Yesterday, as I was escorting a friend out our front door I spy an empty banana peel basking in the sun on our porch railing. Now, little baby girl is still at preschool so this one is all boy (as if it is not always anyways...) Apparently, throwing snack trash up on the front porch seems to be acceptable when you are 2 runs down in the front yard World Series. But I'll have to beat that dead horse another day... So I ask - "who left the banana peel outside?" and then heard a chorus of "not meeeee"s.
To which my friend says, "Oh... Notmee lives at your house too??" Clever.
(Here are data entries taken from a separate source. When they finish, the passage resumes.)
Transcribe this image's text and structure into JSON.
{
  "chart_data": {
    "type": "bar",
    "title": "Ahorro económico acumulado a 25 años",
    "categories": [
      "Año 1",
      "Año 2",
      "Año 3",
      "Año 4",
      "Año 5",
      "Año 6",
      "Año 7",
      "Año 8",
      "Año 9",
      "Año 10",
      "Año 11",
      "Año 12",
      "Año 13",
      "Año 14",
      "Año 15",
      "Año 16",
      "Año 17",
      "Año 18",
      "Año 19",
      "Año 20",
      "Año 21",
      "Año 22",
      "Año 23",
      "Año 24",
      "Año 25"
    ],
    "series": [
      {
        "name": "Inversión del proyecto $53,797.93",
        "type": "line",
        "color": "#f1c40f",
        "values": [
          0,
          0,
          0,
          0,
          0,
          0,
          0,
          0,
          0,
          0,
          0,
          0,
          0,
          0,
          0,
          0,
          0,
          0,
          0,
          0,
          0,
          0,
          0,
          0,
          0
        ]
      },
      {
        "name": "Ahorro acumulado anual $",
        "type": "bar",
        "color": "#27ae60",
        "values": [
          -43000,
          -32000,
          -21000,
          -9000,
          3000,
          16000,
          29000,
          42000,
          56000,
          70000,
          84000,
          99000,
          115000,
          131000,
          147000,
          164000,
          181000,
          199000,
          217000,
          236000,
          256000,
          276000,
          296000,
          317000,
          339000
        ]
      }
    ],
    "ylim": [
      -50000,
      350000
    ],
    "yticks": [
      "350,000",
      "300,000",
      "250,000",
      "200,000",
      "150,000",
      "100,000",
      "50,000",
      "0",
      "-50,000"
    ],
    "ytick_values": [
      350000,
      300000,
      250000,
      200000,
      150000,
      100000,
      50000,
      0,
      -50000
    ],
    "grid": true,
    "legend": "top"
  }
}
As I told my mom this, she said "And if you ever find Everybody, he's in trouble too". Truth be told, I think my aunt has made the statement, "If she ever finds Everybody, she's gonna kill 'em".
My mom was apparently a foe of Everybody back in the 90s. When Everybody gets to shave their legs, Everybody is wearing these jeans, and Everybody gets to say out until midnight.
My aunt Donna is now battling Everybody as a friend of my elderly grandmother. Everybody says she is paying too much for insurance. Everybody thinks her long, unkempt hair looks beautiful. Everybody can't believe the Drs. treat her like they do. Yeah, Donna would like to strangle Everybody cause Everybody just wont shut up.
Thank goodness, I have a few more years before the tween years, so I'm not answering the door to Everybody. Now if anybody wants to take Ididn't or Inaminute, I'll gladly pay the bus fair to kick those lazy jokers out.